An April 21 article in the New York Times entitled "New Genetic Tests for Breast Cancer Hold Promise" discussed the following:
"A Silicon Valley start-up with some big-name backers is threatening to upend genetic screening for breast and ovarian cancer by offering a test on a sample of saliva that is so inexpensive that most women could get it. At the same time, the nation’s two largest clinical laboratories, Quest Diagnostics and LabCorp, normally bitter rivals, are joining with French researchers to pool their data to better interpret mutations in the two main breast cancer risk genes, known as BRCA1 and BRCA2. Other companies and laboratories are being invited to join the effort, called BRCA Share."
This is a very thought-provoking article and attractive to a population that is interested and concerned about hereditary mutations and cancer risk. The cost is affordable to many and the company, Color, is working on a financial assistance program for those who cannot pay even the $249.00 cost of testing. As a cancer risk assessment professional who counsels, evaluates, educates and recommends testing to men and women who have personal/family histories of cancer on a daily basis, these are my concerns and questions I would ask:
- What is the platform or technology they are using to do the testing at this price?
- How deep and wide do they sequence the DNA, do they test for deletions and duplications of the DNA?
- Does their testing compare with the major genetic laboratories that have been establish for years and have a known track record?
- Is this test even necessary?
- Can I trust an employee of the lab to order the test that is right for me? Isn’t this a conflict of interest?

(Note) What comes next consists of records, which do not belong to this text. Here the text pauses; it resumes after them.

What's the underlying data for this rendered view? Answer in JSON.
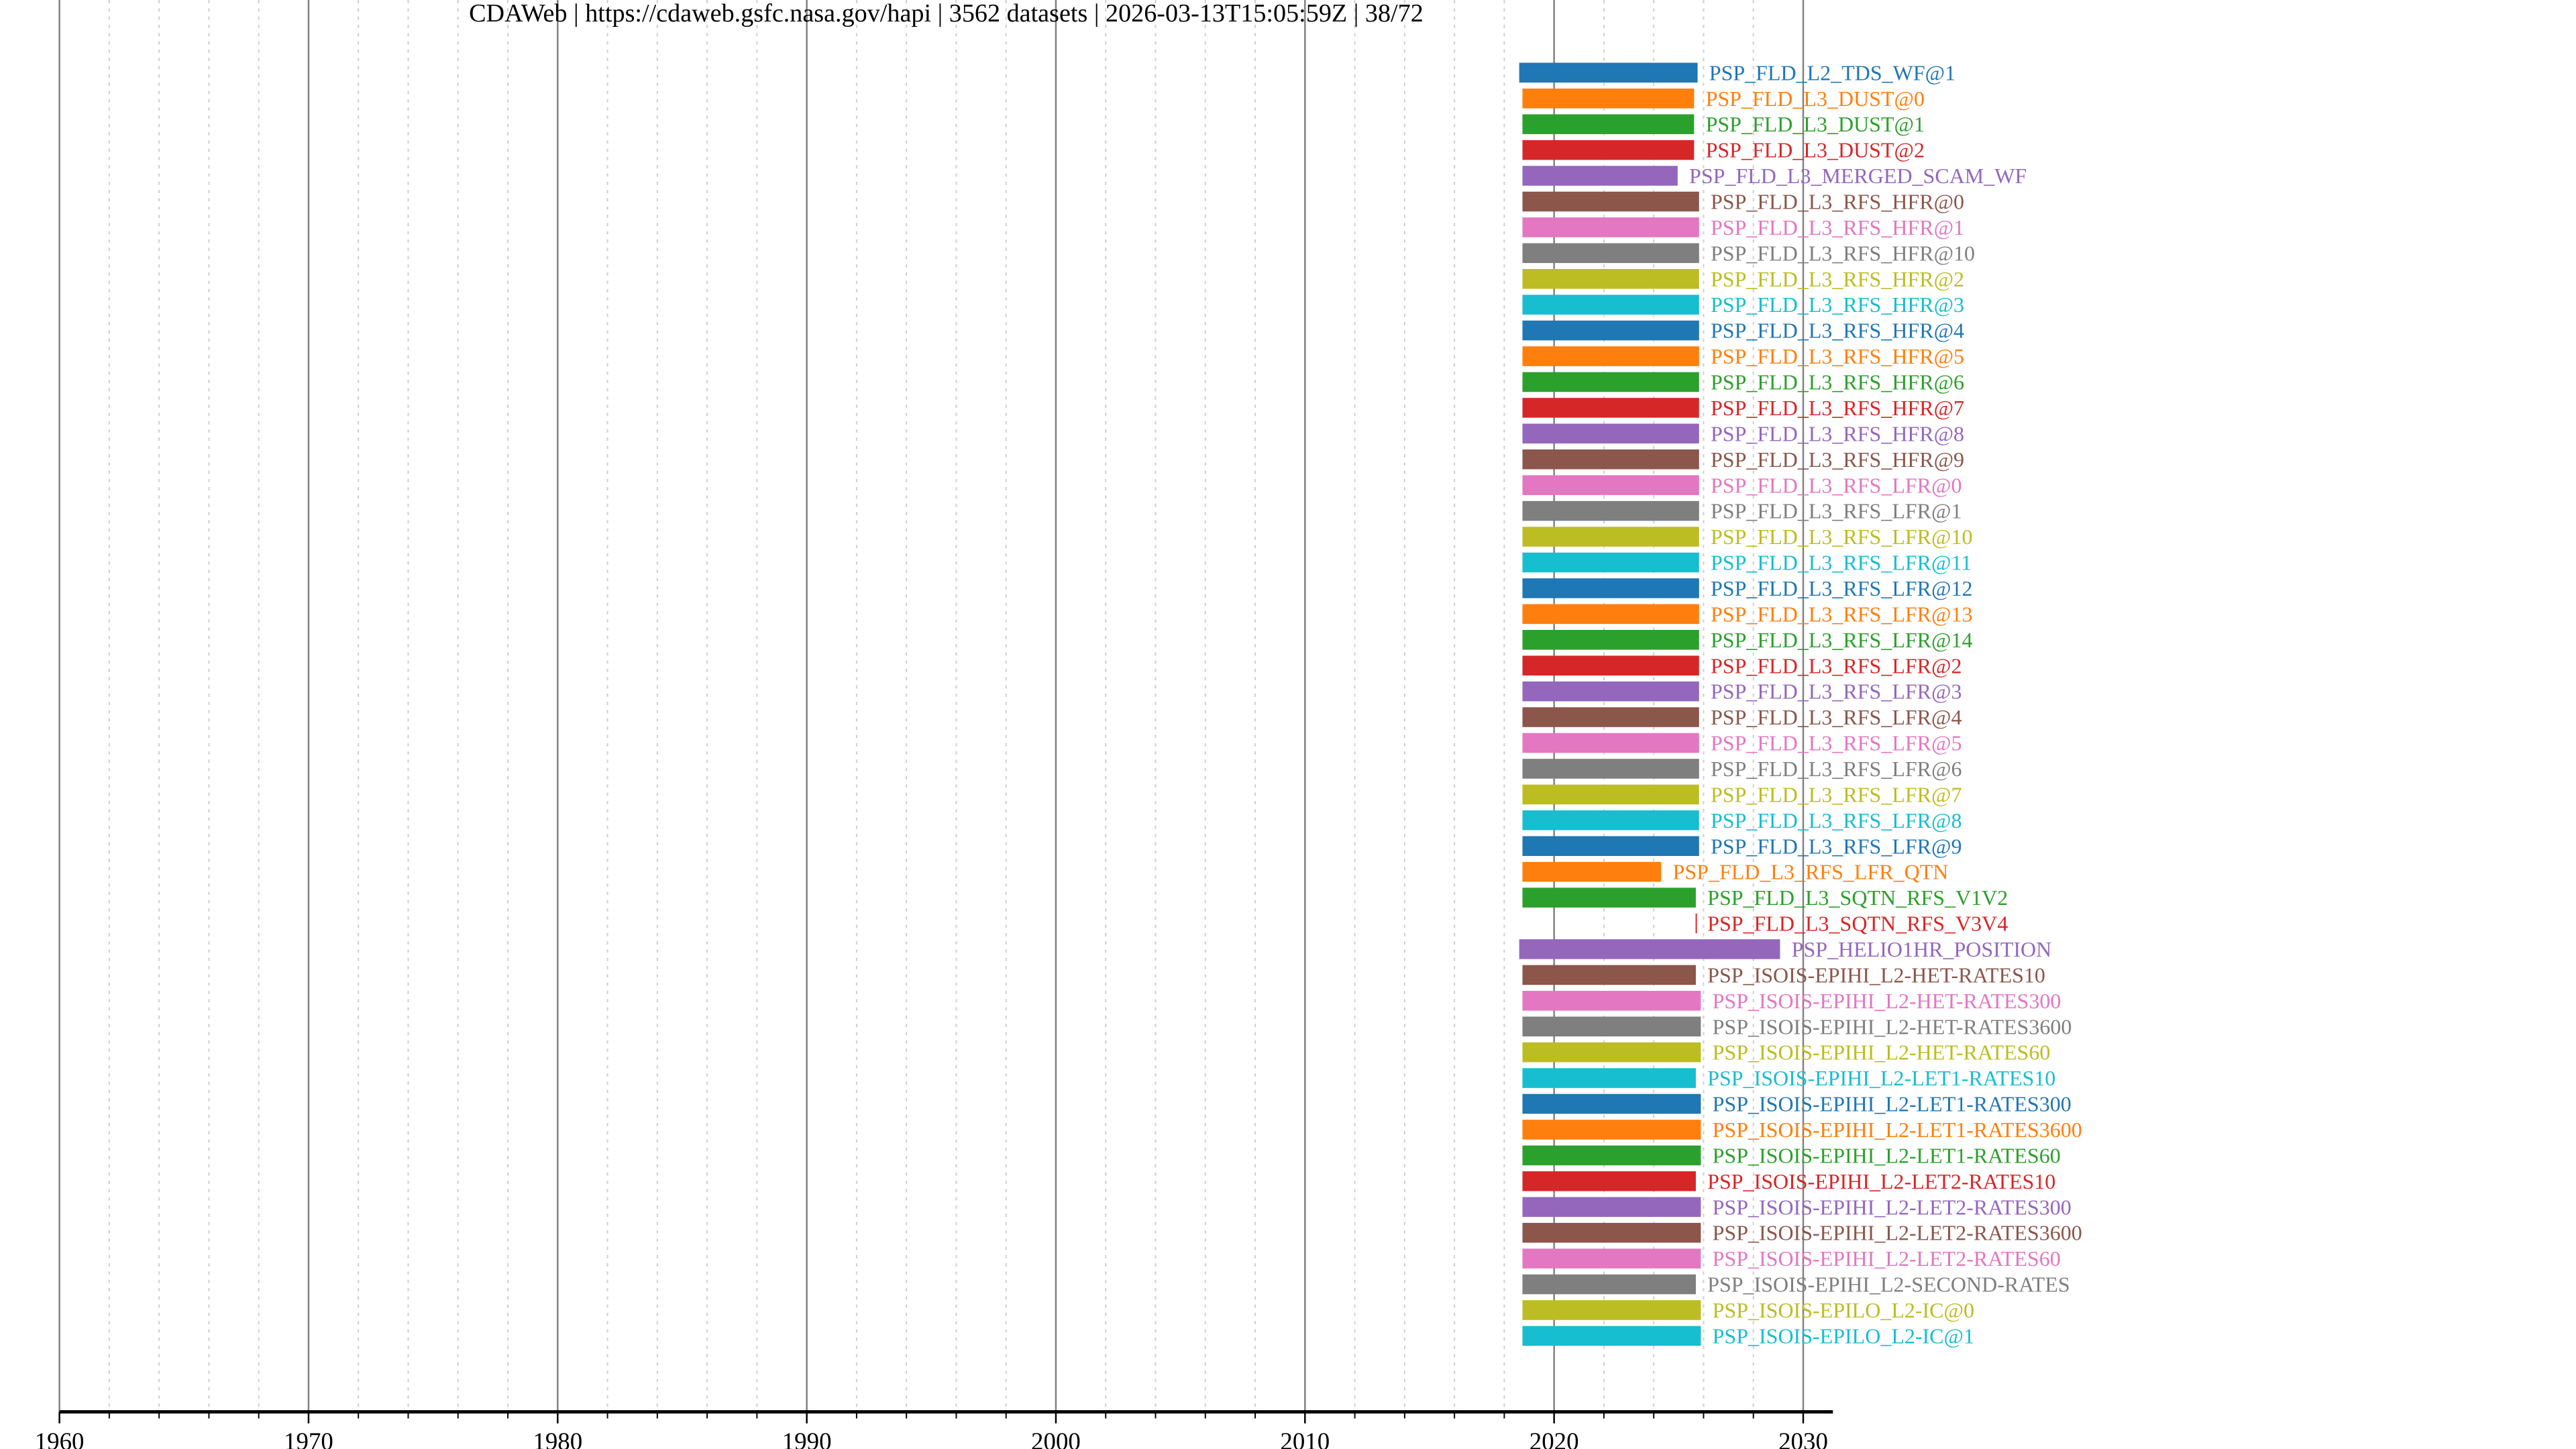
{
  "chart_data": {
    "type": "timeline-bar",
    "title": "CDAWeb | https://cdaweb.gsfc.nasa.gov/hapi | 3562 datasets | 2026-03-13T15:05:59Z | 38/72",
    "xlabel": "",
    "ylabel": "",
    "xlim": [
      1960,
      2031.2
    ],
    "major_ticks": [
      1960,
      1970,
      1980,
      1990,
      2000,
      2010,
      2020,
      2030
    ],
    "tick_labels": [
      "1960",
      "1970",
      "1980",
      "1990",
      "2000",
      "2010",
      "2020",
      "2030"
    ],
    "grid": "major solid every 10 years, minor dotted every 2 years",
    "palette": [
      "#1f77b4",
      "#ff7f0e",
      "#2ca02c",
      "#d62728",
      "#9467bd",
      "#8c564b",
      "#e377c2",
      "#7f7f7f",
      "#bcbd22",
      "#17becf"
    ],
    "datasets": [
      {
        "name": "PSP_FLD_L2_TDS_WF@1",
        "start": 2018.6,
        "end": 2025.76
      },
      {
        "name": "PSP_FLD_L3_DUST@0",
        "start": 2018.73,
        "end": 2025.62
      },
      {
        "name": "PSP_FLD_L3_DUST@1",
        "start": 2018.73,
        "end": 2025.62
      },
      {
        "name": "PSP_FLD_L3_DUST@2",
        "start": 2018.73,
        "end": 2025.62
      },
      {
        "name": "PSP_FLD_L3_MERGED_SCAM_WF",
        "start": 2018.73,
        "end": 2024.96
      },
      {
        "name": "PSP_FLD_L3_RFS_HFR@0",
        "start": 2018.73,
        "end": 2025.82
      },
      {
        "name": "PSP_FLD_L3_RFS_HFR@1",
        "start": 2018.73,
        "end": 2025.82
      },
      {
        "name": "PSP_FLD_L3_RFS_HFR@10",
        "start": 2018.73,
        "end": 2025.82
      },
      {
        "name": "PSP_FLD_L3_RFS_HFR@2",
        "start": 2018.73,
        "end": 2025.82
      },
      {
        "name": "PSP_FLD_L3_RFS_HFR@3",
        "start": 2018.73,
        "end": 2025.82
      },
      {
        "name": "PSP_FLD_L3_RFS_HFR@4",
        "start": 2018.73,
        "end": 2025.82
      },
      {
        "name": "PSP_FLD_L3_RFS_HFR@5",
        "start": 2018.73,
        "end": 2025.82
      },
      {
        "name": "PSP_FLD_L3_RFS_HFR@6",
        "start": 2018.73,
        "end": 2025.82
      },
      {
        "name": "PSP_FLD_L3_RFS_HFR@7",
        "start": 2018.73,
        "end": 2025.82
      },
      {
        "name": "PSP_FLD_L3_RFS_HFR@8",
        "start": 2018.73,
        "end": 2025.82
      },
      {
        "name": "PSP_FLD_L3_RFS_HFR@9",
        "start": 2018.73,
        "end": 2025.82
      },
      {
        "name": "PSP_FLD_L3_RFS_LFR@0",
        "start": 2018.73,
        "end": 2025.82
      },
      {
        "name": "PSP_FLD_L3_RFS_LFR@1",
        "start": 2018.73,
        "end": 2025.82
      },
      {
        "name": "PSP_FLD_L3_RFS_LFR@10",
        "start": 2018.73,
        "end": 2025.82
      },
      {
        "name": "PSP_FLD_L3_RFS_LFR@11",
        "start": 2018.73,
        "end": 2025.82
      },
      {
        "name": "PSP_FLD_L3_RFS_LFR@12",
        "start": 2018.73,
        "end": 2025.82
      },
      {
        "name": "PSP_FLD_L3_RFS_LFR@13",
        "start": 2018.73,
        "end": 2025.82
      },
      {
        "name": "PSP_FLD_L3_RFS_LFR@14",
        "start": 2018.73,
        "end": 2025.82
      },
      {
        "name": "PSP_FLD_L3_RFS_LFR@2",
        "start": 2018.73,
        "end": 2025.82
      },
      {
        "name": "PSP_FLD_L3_RFS_LFR@3",
        "start": 2018.73,
        "end": 2025.82
      },
      {
        "name": "PSP_FLD_L3_RFS_LFR@4",
        "start": 2018.73,
        "end": 2025.82
      },
      {
        "name": "PSP_FLD_L3_RFS_LFR@5",
        "start": 2018.73,
        "end": 2025.82
      },
      {
        "name": "PSP_FLD_L3_RFS_LFR@6",
        "start": 2018.73,
        "end": 2025.82
      },
      {
        "name": "PSP_FLD_L3_RFS_LFR@7",
        "start": 2018.73,
        "end": 2025.82
      },
      {
        "name": "PSP_FLD_L3_RFS_LFR@8",
        "start": 2018.73,
        "end": 2025.82
      },
      {
        "name": "PSP_FLD_L3_RFS_LFR@9",
        "start": 2018.73,
        "end": 2025.82
      },
      {
        "name": "PSP_FLD_L3_RFS_LFR_QTN",
        "start": 2018.73,
        "end": 2024.3
      },
      {
        "name": "PSP_FLD_L3_SQTN_RFS_V1V2",
        "start": 2018.73,
        "end": 2025.69
      },
      {
        "name": "PSP_FLD_L3_SQTN_RFS_V3V4",
        "start": 2025.68,
        "end": 2025.69
      },
      {
        "name": "PSP_HELIO1HR_POSITION",
        "start": 2018.6,
        "end": 2029.07
      },
      {
        "name": "PSP_ISOIS-EPIHI_L2-HET-RATES10",
        "start": 2018.73,
        "end": 2025.69
      },
      {
        "name": "PSP_ISOIS-EPIHI_L2-HET-RATES300",
        "start": 2018.73,
        "end": 2025.89
      },
      {
        "name": "PSP_ISOIS-EPIHI_L2-HET-RATES3600",
        "start": 2018.73,
        "end": 2025.89
      },
      {
        "name": "PSP_ISOIS-EPIHI_L2-HET-RATES60",
        "start": 2018.73,
        "end": 2025.89
      },
      {
        "name": "PSP_ISOIS-EPIHI_L2-LET1-RATES10",
        "start": 2018.73,
        "end": 2025.69
      },
      {
        "name": "PSP_ISOIS-EPIHI_L2-LET1-RATES300",
        "start": 2018.73,
        "end": 2025.89
      },
      {
        "name": "PSP_ISOIS-EPIHI_L2-LET1-RATES3600",
        "start": 2018.73,
        "end": 2025.89
      },
      {
        "name": "PSP_ISOIS-EPIHI_L2-LET1-RATES60",
        "start": 2018.73,
        "end": 2025.89
      },
      {
        "name": "PSP_ISOIS-EPIHI_L2-LET2-RATES10",
        "start": 2018.73,
        "end": 2025.69
      },
      {
        "name": "PSP_ISOIS-EPIHI_L2-LET2-RATES300",
        "start": 2018.73,
        "end": 2025.89
      },
      {
        "name": "PSP_ISOIS-EPIHI_L2-LET2-RATES3600",
        "start": 2018.73,
        "end": 2025.89
      },
      {
        "name": "PSP_ISOIS-EPIHI_L2-LET2-RATES60",
        "start": 2018.73,
        "end": 2025.89
      },
      {
        "name": "PSP_ISOIS-EPIHI_L2-SECOND-RATES",
        "start": 2018.73,
        "end": 2025.69
      },
      {
        "name": "PSP_ISOIS-EPILO_L2-IC@0",
        "start": 2018.73,
        "end": 2025.89
      },
      {
        "name": "PSP_ISOIS-EPILO_L2-IC@1",
        "start": 2018.73,
        "end": 2025.89
      }
    ]
  }
}
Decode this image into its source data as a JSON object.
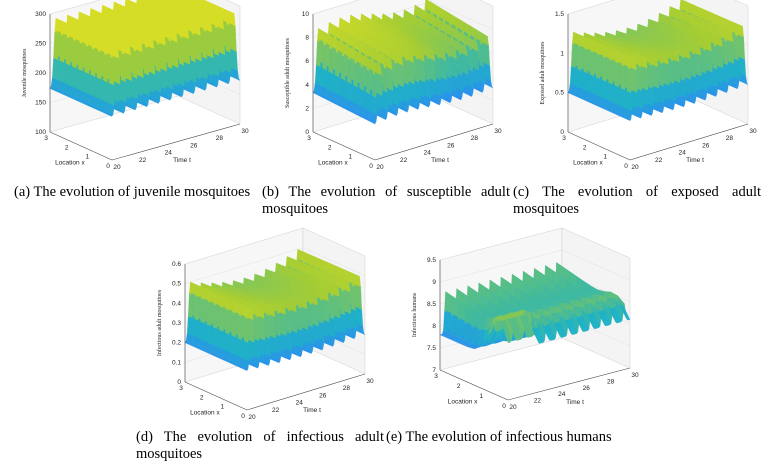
{
  "colors": {
    "surface_low": "#3d26a8",
    "surface_mid": "#1fb3c4",
    "surface_high": "#f2e21c",
    "axis": "#444444"
  },
  "panels": [
    {
      "id": "a",
      "caption": "(a) The evolution of juvenile mosquitoes",
      "chart_data": {
        "type": "surface",
        "zlabel": "Juvenile mosquitoes",
        "xlabel": "Location x",
        "ylabel": "Time t",
        "z_ticks": [
          "100",
          "150",
          "200",
          "250",
          "300"
        ],
        "x_ticks": [
          "0",
          "1",
          "2",
          "3"
        ],
        "t_ticks": [
          "20",
          "22",
          "24",
          "26",
          "28",
          "30"
        ],
        "zlim": [
          100,
          300
        ],
        "oscillations": 11,
        "peak_level": 0.95,
        "profile": "flat-peaks"
      }
    },
    {
      "id": "b",
      "caption": "(b) The evolution of susceptible adult mosquitoes",
      "chart_data": {
        "type": "surface",
        "zlabel": "Susceptible adult mosquitoes",
        "xlabel": "Location x",
        "ylabel": "Time t",
        "z_ticks": [
          "0",
          "2",
          "4",
          "6",
          "8",
          "10"
        ],
        "x_ticks": [
          "0",
          "1",
          "2",
          "3"
        ],
        "t_ticks": [
          "20",
          "22",
          "24",
          "26",
          "28",
          "30"
        ],
        "zlim": [
          0,
          10
        ],
        "oscillations": 11,
        "peak_level": 0.85,
        "profile": "sloped-peaks"
      }
    },
    {
      "id": "c",
      "caption": "(c) The evolution of exposed adult mosquitoes",
      "chart_data": {
        "type": "surface",
        "zlabel": "Exposed adult mosquitoes",
        "xlabel": "Location x",
        "ylabel": "Time t",
        "z_ticks": [
          "0",
          "0.5",
          "1",
          "1.5"
        ],
        "x_ticks": [
          "0",
          "1",
          "2",
          "3"
        ],
        "t_ticks": [
          "20",
          "22",
          "24",
          "26",
          "28",
          "30"
        ],
        "zlim": [
          0,
          1.5
        ],
        "oscillations": 11,
        "peak_level": 0.85,
        "profile": "dip-peaks"
      }
    },
    {
      "id": "d",
      "caption": "(d) The evolution of infectious adult mosquitoes",
      "chart_data": {
        "type": "surface",
        "zlabel": "Infectious adult mosquitoes",
        "xlabel": "Location x",
        "ylabel": "Time t",
        "z_ticks": [
          "0",
          "0.1",
          "0.2",
          "0.3",
          "0.4",
          "0.5",
          "0.6"
        ],
        "x_ticks": [
          "0",
          "1",
          "2",
          "3"
        ],
        "t_ticks": [
          "20",
          "22",
          "24",
          "26",
          "28",
          "30"
        ],
        "zlim": [
          0,
          0.6
        ],
        "oscillations": 11,
        "peak_level": 0.85,
        "profile": "dip-peaks"
      }
    },
    {
      "id": "e",
      "caption": "(e) The evolution of infectious humans",
      "chart_data": {
        "type": "surface",
        "zlabel": "Infectious humans",
        "xlabel": "Location x",
        "ylabel": "Time t",
        "z_ticks": [
          "7",
          "7.5",
          "8",
          "8.5",
          "9",
          "9.5"
        ],
        "x_ticks": [
          "0",
          "1",
          "2",
          "3"
        ],
        "t_ticks": [
          "20",
          "22",
          "24",
          "26",
          "28",
          "30"
        ],
        "zlim": [
          7,
          9.5
        ],
        "oscillations": 11,
        "peak_level": 0.7,
        "profile": "valley"
      }
    }
  ]
}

- Will there be counseling to help the patient understand the need and advisability of testing and will it be done before or after the testing or both?
- Who will help the patient interpret the test results?
- Who will make the recommendations for follow-up?
- Who will follow the person long term to carry out the recommendations made?
- Will the recommendations be sound, considering the lack of information we currently possess about some of the more rare mutations?
- Will unnecessary procedures/surgeries be done that endanger lives?
Most of these questions were asked in the article but bear serious consideration before embarking on this hereditary journey. There are medical and genetic professionals here in our community who can walk with you in making decisions about genetic testing and guide you to established and reputable genetic labs in this country who offer genetic testing though your insurance or with financial assistance if your insurance does not cover the testing.